Analysis:  FOX made a wise decision.  User-generated content can often be great, free marketing. 

More on Andrew Keen’s “The Cult of the Amateur”

June 26, 2007

Instead of writing more of my own views about Keen’s book, I’ll let this YouTuber have her say.  She didn’t even read the book, but she understood its basic idea.  Here she speaks specifically about journalism and news.

Andrew Keen’s “The Cult of the AmateurExpert”

June 26, 2007

Book review:  I’ve discussed Andrew Keen’s book “The Cult of the Amateur” once already.  I’m not sure the book deserves much more.  It’s a rant, sweeping in its attack, but thin on its evidence of support.  Today, I’ll mention one more problem I have with Keen’s argument, his romanticization of so-called “experts.”  

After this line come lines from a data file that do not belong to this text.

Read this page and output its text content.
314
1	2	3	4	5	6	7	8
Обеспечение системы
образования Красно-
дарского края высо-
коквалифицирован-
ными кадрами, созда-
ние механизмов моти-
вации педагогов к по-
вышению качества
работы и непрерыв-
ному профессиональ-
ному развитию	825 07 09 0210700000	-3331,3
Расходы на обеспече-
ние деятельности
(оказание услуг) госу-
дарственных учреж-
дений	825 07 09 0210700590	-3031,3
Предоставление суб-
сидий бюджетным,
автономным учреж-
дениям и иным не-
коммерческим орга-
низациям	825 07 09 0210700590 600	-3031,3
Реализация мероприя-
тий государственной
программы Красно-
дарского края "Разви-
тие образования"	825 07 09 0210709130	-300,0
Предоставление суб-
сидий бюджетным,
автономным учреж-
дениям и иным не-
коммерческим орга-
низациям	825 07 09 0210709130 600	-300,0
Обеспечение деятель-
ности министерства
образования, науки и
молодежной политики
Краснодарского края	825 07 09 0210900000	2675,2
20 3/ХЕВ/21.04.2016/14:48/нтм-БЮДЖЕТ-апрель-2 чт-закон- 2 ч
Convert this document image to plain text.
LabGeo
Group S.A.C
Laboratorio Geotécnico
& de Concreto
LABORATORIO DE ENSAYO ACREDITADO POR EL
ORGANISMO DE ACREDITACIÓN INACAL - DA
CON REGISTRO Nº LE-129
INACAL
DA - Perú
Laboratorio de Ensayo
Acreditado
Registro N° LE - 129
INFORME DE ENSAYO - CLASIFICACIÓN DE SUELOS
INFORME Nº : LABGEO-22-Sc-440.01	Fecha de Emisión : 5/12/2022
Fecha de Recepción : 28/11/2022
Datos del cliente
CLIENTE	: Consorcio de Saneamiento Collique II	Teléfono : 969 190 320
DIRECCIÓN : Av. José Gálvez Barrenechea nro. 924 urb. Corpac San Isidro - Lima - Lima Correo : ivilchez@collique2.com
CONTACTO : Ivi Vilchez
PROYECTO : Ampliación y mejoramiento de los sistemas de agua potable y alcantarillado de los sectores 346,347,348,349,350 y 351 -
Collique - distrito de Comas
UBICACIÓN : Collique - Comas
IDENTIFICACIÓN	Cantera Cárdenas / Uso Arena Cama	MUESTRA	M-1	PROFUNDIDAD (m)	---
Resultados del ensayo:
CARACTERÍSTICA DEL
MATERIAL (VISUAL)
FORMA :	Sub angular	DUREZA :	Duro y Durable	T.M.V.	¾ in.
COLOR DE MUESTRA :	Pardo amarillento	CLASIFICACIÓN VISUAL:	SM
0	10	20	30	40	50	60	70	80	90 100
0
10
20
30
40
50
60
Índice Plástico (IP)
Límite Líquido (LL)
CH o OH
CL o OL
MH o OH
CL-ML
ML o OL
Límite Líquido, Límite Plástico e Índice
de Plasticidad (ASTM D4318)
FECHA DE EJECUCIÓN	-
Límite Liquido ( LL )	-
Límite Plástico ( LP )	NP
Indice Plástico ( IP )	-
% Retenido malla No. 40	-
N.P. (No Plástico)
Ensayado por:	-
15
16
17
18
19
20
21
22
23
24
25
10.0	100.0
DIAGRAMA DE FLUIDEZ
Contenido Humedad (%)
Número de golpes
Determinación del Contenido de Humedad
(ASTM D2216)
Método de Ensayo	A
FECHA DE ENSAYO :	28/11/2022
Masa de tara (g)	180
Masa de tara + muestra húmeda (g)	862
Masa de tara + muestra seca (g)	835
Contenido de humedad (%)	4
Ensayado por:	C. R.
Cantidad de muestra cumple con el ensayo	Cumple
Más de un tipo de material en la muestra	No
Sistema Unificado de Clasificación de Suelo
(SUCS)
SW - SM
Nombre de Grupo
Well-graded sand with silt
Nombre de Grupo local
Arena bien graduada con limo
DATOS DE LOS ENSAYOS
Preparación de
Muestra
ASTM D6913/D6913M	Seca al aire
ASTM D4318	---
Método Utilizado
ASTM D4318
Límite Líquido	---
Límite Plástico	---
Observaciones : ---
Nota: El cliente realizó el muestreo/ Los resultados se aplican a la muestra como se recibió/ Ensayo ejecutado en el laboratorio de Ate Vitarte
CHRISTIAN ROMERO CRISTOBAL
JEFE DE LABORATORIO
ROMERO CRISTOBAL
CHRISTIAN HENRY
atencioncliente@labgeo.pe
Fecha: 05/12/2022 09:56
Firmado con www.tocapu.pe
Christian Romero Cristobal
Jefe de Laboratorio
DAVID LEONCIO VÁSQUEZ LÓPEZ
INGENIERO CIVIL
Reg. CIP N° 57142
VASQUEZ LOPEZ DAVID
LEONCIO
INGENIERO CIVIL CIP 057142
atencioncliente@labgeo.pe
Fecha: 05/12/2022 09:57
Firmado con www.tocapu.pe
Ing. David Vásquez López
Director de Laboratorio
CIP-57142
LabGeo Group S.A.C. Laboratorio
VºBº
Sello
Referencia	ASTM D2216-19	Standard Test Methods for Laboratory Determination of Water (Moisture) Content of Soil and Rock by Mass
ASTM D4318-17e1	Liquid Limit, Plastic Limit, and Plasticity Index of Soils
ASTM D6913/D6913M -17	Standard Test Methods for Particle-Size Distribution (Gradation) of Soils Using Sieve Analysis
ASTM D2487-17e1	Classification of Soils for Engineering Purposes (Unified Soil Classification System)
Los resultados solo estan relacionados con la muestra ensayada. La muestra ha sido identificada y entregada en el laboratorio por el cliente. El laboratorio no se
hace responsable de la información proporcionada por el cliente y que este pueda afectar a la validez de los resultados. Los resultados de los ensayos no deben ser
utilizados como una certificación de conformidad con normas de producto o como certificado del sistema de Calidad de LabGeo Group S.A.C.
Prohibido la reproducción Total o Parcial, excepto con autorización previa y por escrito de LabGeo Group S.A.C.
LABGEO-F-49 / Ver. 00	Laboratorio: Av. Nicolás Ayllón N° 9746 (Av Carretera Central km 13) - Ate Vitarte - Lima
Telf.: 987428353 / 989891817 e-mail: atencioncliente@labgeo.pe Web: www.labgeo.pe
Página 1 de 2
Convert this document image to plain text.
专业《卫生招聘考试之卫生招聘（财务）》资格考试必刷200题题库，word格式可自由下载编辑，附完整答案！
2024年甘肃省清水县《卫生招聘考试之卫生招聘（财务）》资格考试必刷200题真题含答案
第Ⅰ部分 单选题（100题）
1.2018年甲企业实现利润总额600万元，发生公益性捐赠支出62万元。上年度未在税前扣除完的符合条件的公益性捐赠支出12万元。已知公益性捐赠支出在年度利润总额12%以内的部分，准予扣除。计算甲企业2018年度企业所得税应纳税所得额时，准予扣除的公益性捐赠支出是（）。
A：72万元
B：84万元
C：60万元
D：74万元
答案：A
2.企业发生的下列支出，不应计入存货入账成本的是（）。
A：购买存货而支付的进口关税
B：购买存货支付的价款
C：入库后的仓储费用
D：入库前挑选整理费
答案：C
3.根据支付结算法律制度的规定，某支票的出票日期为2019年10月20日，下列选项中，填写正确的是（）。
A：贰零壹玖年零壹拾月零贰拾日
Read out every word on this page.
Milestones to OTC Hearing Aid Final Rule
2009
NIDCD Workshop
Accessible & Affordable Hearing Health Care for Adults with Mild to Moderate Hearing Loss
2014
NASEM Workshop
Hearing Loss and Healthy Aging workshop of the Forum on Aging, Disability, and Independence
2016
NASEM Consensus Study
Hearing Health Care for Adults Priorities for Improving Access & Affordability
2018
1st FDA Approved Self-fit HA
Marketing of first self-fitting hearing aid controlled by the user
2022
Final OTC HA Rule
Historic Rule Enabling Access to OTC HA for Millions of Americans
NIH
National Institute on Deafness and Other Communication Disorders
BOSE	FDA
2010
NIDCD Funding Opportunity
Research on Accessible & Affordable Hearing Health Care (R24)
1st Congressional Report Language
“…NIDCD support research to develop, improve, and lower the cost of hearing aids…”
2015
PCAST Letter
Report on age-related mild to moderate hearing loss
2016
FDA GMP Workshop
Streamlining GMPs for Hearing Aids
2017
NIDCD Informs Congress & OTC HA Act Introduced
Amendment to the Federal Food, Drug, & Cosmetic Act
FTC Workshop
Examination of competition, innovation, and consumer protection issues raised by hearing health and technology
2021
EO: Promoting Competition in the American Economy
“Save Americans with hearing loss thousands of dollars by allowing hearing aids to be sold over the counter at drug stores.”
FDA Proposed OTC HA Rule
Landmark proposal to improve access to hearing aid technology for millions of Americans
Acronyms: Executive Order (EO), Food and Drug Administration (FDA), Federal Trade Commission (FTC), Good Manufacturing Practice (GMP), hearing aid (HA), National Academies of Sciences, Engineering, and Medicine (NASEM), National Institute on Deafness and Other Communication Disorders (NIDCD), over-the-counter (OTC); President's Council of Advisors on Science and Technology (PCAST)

The Cult of the Expert in Keen’s world:  Keen romanticizes “experts” as being the preservers of “our culture.”  For example, he writes:  “the free, user-generated content spawned and extolled by the Web 2.0 revolution is decimating the ranks of our cultural gatekeepers, as professional critics, journalists, editors, musicians, moviemakers, and other purveyors of expert infromation are being replaced … by amateur bloggers, hack reviewers, homespun moviemakers, and attic recording artists.” (p. 16)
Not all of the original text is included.